Foto: Bergmann/Bundesregierung/dpa

(dpa) Pomp, Zeremoniell und Sonnenschein: Man kann das Ergebnis der Feierlichkeiten zum 60. EU-Geburtstag dürftig nennen und die "Erklärung von Rom" vorhersehbar. Auch die Tatsache, dass der Jubiläumsgipfel der Europäischen Union nach wenigen Stunden vorbei ist, spricht nicht für bahnbrechende Ergebnisse. Und doch ist es mehr als ein Hauch von Geschichte, der am Samstag über dem römischen Kapitolshügel weht. Das staatstragende Jubiläum entfacht ungeahnte Emotionen bei Gegnern und Befürwortern.

"Ich bin genau vor 60 Jahren geboren" - mit dieser Feststellung beginnt der polnische EU-Ratspräsident Donald Tusk seine Festrede. Tusk ist im April 1957 in Danzig geboren, einer Stadt, die in Hunderten Jahren von Polen und Deutschen, Holländern und Juden, Schotten und Franzosen erbaut worden sei. Im März 1945 zerstörten Hitlers und Stalins Truppen Danzig in wenigen Stunden. Man hat das alles schon gehört - und doch gelingt Tusk ein eindringlicher Appell. Für Millionen Menschen, auch die, die an diesem Samstag in Europa für die europäische Einigung demonstrierten, sei die EU eben kein Verein für leere Sprüche, Regulierungen und Bürokratie. "Unsere Union ist die Garantie, dass Freiheit, Würde, Demokratie und Unabhängigkeit nicht nur Träume sind, sondern tägliche Realität."

"Ein bisschen eng hier in diesem Raum", scherzt der italienische Ministerpräsident und Gastgeber Paolo Gentiloni im Saal der Horatier und Curiatier. Und erinnert damit daran, dass es 1957 sechs Länder waren und heute 27 sind, die das Projekt Europa mitgestalten. 60 Jahre europäischer Einigungsprozess sind ein Erfolg, der die Erwartungen der europäischen Gründungsväter weit übertroffen hat, und die Europäische Union darf sich ruhig einmal dafür beglückwünschen. Nicht nur Kanzlerin Angela Merkel findet das Ereignis "sehr bewegend vor dieser historischen Kulisse".

Bewegt sind auch die Demonstranten außerhalb des streng abgeriegelten Gipfelgeländes, sowohl Freunde Europas als auch Gegner.
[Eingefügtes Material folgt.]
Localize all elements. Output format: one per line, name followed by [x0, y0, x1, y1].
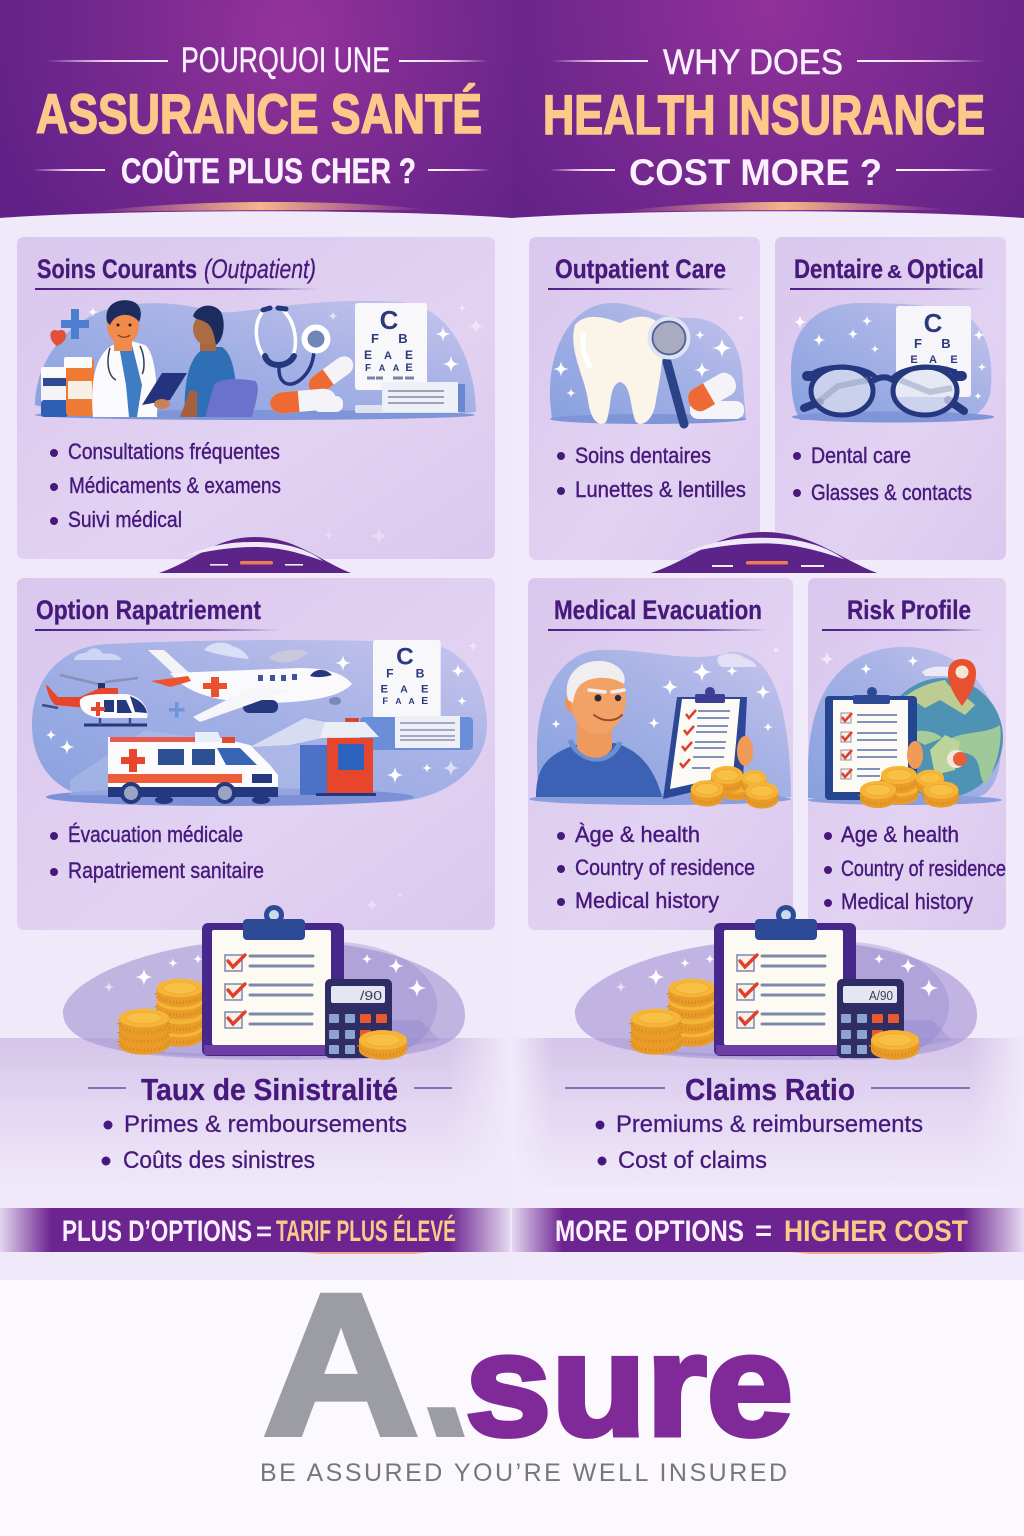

Etwa 30 000 sollen es gewesen sein, und 5000 Sicherheitskräfte. Zusammenstöße können verhindert werden, aber die Kundgebungen sind auch ein Spiegel der zerrissenen italienischen Gesellschaft. Auch viele der Pro-Europäer verlangen einen Neustart der Gemeinschaft, raus aus dem "Brüsseler Tal der Tränen", wie es EU-Kommissionschef Jean-Claude Juncker formuliert hat. "Das Jubiläum muss ein Punkt des Aufbruchs sein", sagt Elisa, 33, aus Verona. Empörung ist zu spüren bei den Gegendemonstranten. "Die EU ist ein Instrument der Märkte und zerstört die Zukunft der Jugend", sagt Francesco auf der Demo "Eurostop". Zeitungen sprechen angesichts der massiven Polizeipräsenz von einer "gepanzerten Stadt". Doch die große Randale bleibt aus.
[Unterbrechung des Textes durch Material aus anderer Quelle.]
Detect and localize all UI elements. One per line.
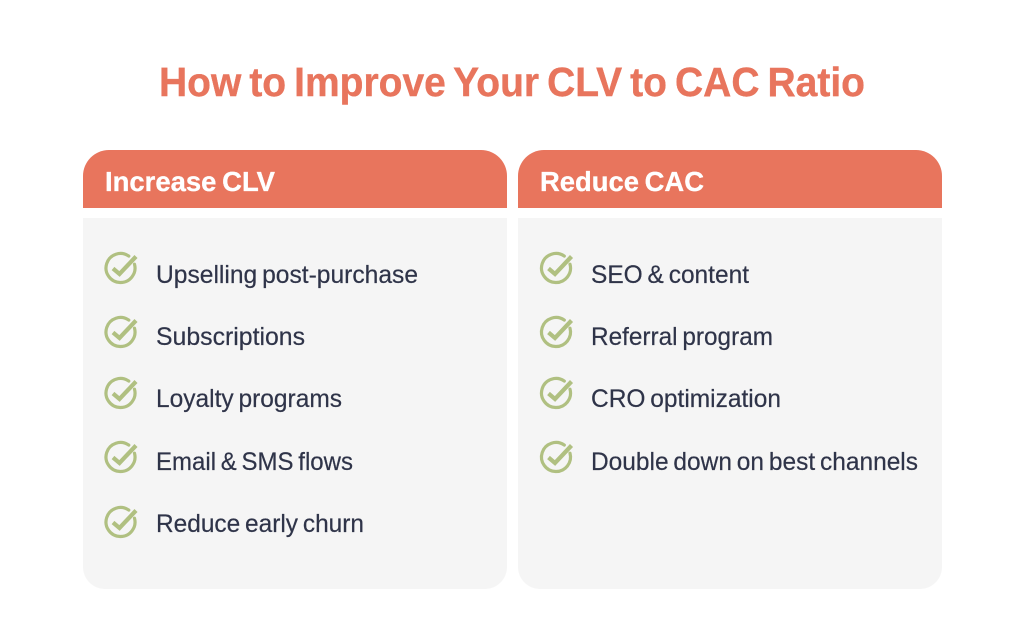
icon: check	[106, 378, 136, 407]
icon: check	[542, 378, 572, 407]
list item: Subscriptions	[156, 323, 305, 351]
panel body: increase CLV	[83, 218, 507, 589]
heading: reduce CAC: Reduce CAC	[540, 166, 704, 197]
icon: check	[542, 442, 572, 471]
list item: Upselling post-purchase	[156, 261, 418, 289]
panel body: reduce CAC	[518, 218, 942, 589]
panel: reduce CAC	[518, 150, 942, 589]
list item: Referral program	[591, 323, 773, 351]
list item: Email & SMS flows	[156, 448, 353, 476]
panel header: increase CLV	[83, 150, 507, 208]
list item: Reduce early churn	[156, 510, 364, 538]
icon: check	[106, 317, 136, 346]
list item: CRO optimization	[591, 385, 781, 413]
icon: check	[106, 507, 136, 536]
icon: check	[106, 442, 136, 471]
list item: Double down on best channels	[591, 448, 918, 476]
list item: SEO & content	[591, 261, 749, 289]
icon: check	[542, 253, 572, 282]
heading: increase CLV: Increase CLV	[105, 166, 275, 197]
title: How to Improve Your CLV to CAC Ratio	[159, 59, 865, 105]
icon: check	[542, 317, 572, 346]
icon: check	[106, 253, 136, 282]
list item: Loyalty programs	[156, 385, 342, 413]
panel header: reduce CAC	[518, 150, 942, 208]
panel: increase CLV	[83, 150, 507, 589]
Der Festakt selbst geht wohlgeordnet und heiter über die Bühne. Kommissionschef Juncker unterzeichnet die Erklärung zum Jubiläum mit einem historischen Füllfederhalter - genau dem, den die Delegation seines Heimatlandes Luxemburg vor 60 Jahren genutzt hatte. Luxemburg, Deutschland und die anderen vier Gründerstaaten schufen damals die Europäische Wirtschaftsgemeinschaft. Polens Ministerpräsidentin Beata Szydlo unterzeichnet nicht ohne Anspielung auf ihren vorigen Protest. Nach der Unterschrift breitet sie die Arme aus, was wohl so viel heißt wie "Na, seht ihr". Szydlo hatte vorab damit gedroht, nicht zu unterschreiben.
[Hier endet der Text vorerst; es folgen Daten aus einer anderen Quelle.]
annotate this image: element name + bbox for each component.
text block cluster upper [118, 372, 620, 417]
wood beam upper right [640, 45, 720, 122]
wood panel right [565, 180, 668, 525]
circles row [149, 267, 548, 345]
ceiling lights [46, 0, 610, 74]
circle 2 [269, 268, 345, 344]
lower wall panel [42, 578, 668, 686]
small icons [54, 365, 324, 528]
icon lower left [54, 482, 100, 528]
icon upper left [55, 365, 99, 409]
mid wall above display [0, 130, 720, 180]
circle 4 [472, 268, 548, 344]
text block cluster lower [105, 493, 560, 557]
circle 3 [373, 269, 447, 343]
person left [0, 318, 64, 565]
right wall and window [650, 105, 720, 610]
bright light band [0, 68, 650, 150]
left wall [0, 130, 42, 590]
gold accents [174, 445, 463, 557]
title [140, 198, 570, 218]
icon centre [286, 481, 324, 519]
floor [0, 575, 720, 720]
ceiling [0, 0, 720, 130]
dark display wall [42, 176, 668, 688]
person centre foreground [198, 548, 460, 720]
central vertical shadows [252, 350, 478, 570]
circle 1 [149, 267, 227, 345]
Mal wieder hat die EU die Kurve gekriegt - vorerst. Den Stolz auf Erfolge der Vergangenheit, die Hoffnung auf eine gemeinsame Zukunft, das alles wird die Staatengemeinschaft noch bitter nötig haben in den nächsten Tagen, Wochen und Monaten. Am Mittwoch wird Großbritannien seinen offiziellen Austrittsantrag in Brüssel einreichen. Und bald stellt sich in Frankreich die Europagegnerin Marine Le Pen zur Wahl. Europa muss um sich kämpfen.